Germany’s response was typical of its strategy of delegating its dirty work to Greece. “I thank Greece for being our European aspida [shield] in these times,” said Ursula von der Leyen, president of the European Commission (and former German “defense” minister) at a press conference with Mitsotakis (The Guardian, 3 March). On that occasion:

“She announced €700m (£609m) in EU funds for Greece, including €350m available immediately to upgrade infrastructure at the border. The EU’s border management agency, Frontex, is scrambling ‘a rapid border intervention’ squad that includes one offshore vessel, six coastal patrol boats, two helicopters, one aircraft, three thermal-vision vehicles, as well as 100 border guards to reinforce 530 Greek officers at land and sea borders.”

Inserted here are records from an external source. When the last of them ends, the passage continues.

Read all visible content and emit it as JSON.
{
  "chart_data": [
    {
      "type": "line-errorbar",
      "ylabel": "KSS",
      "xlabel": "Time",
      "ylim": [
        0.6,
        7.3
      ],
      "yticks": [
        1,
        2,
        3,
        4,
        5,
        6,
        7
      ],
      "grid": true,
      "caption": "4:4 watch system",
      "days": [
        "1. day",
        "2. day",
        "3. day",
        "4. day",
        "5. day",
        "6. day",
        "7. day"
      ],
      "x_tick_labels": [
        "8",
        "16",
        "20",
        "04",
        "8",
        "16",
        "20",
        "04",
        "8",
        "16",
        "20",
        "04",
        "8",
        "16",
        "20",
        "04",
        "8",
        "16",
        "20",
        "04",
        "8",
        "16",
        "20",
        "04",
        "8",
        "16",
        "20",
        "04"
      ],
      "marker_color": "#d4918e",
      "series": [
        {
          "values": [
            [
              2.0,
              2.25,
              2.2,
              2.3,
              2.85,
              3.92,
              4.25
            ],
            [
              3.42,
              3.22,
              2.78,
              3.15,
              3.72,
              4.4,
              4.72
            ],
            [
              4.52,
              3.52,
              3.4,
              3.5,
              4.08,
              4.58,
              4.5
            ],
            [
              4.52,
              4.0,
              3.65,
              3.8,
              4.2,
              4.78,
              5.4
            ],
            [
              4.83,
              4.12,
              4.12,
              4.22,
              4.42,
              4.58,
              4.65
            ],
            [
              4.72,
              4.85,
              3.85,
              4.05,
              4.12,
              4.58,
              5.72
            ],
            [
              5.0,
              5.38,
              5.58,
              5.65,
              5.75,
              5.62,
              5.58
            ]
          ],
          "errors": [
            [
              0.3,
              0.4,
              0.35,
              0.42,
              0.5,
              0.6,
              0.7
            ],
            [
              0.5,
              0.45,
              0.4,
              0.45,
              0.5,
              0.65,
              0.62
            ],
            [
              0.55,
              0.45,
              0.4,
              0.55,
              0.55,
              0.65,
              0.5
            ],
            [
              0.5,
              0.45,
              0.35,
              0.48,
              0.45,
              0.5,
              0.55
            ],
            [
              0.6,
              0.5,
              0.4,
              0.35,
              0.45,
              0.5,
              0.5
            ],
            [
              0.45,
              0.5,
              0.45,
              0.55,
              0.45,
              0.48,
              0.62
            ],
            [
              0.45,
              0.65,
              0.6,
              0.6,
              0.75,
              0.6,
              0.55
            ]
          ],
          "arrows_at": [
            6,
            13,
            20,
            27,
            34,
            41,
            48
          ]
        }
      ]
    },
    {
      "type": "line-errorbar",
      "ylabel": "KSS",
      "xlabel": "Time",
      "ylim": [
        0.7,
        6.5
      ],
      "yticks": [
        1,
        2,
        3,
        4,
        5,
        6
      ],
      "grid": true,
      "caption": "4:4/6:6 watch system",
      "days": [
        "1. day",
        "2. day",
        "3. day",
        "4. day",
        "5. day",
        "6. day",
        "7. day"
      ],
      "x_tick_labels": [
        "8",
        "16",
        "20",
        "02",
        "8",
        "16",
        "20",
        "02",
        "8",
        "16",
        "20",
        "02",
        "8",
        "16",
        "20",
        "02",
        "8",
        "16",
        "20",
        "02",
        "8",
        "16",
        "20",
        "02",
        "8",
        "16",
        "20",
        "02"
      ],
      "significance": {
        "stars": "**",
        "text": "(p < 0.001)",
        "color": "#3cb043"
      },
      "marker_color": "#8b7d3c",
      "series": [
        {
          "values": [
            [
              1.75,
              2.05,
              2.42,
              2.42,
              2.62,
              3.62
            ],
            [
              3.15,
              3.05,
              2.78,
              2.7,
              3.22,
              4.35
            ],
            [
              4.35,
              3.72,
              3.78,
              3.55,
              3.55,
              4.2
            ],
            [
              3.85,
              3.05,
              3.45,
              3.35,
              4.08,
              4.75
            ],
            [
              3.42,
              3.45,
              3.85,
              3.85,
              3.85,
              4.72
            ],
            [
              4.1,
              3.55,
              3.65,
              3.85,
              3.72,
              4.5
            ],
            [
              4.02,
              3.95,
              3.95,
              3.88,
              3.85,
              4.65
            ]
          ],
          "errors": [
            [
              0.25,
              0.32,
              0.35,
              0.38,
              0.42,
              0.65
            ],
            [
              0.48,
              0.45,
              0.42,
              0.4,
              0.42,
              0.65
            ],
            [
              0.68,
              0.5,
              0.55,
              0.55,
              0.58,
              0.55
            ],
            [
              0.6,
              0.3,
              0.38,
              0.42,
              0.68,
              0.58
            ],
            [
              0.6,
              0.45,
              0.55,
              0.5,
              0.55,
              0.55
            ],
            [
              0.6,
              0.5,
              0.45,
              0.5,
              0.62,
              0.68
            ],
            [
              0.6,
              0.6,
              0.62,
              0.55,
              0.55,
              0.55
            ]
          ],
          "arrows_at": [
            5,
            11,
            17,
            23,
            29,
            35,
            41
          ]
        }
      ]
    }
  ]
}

The Moria fire in early September upped the urgency for German imperialism, prompting the European Commission to release its so-called New Pact on Migration and Asylum. The pact’s draconian provisions make it easier for EU border countries like Greece and Italy to fast-track deportations. It proposes “a faster asylum border process involving decisions within 12 weeks and swift returns for failed applicants,” with “flexible options” for how EU member states would take part, i.e., “taking in recent arrivals, ‘sponsoring’ returns … [or] providing immediate operation support” (BBC, 23 September). In a 4 October Foreign Policy piece, one bourgeois commentator described the deal in apt terms:

“In an attempt to appease central and eastern European countries hostile to admitting asylum-seekers, the commission suggests, in an Orwellian turn of phrase, that they should operate ‘relocation and return sponsorships,’ dispatching people refused entry to their places of origin. This sort of task is normally reserved for nightclub bouncers.”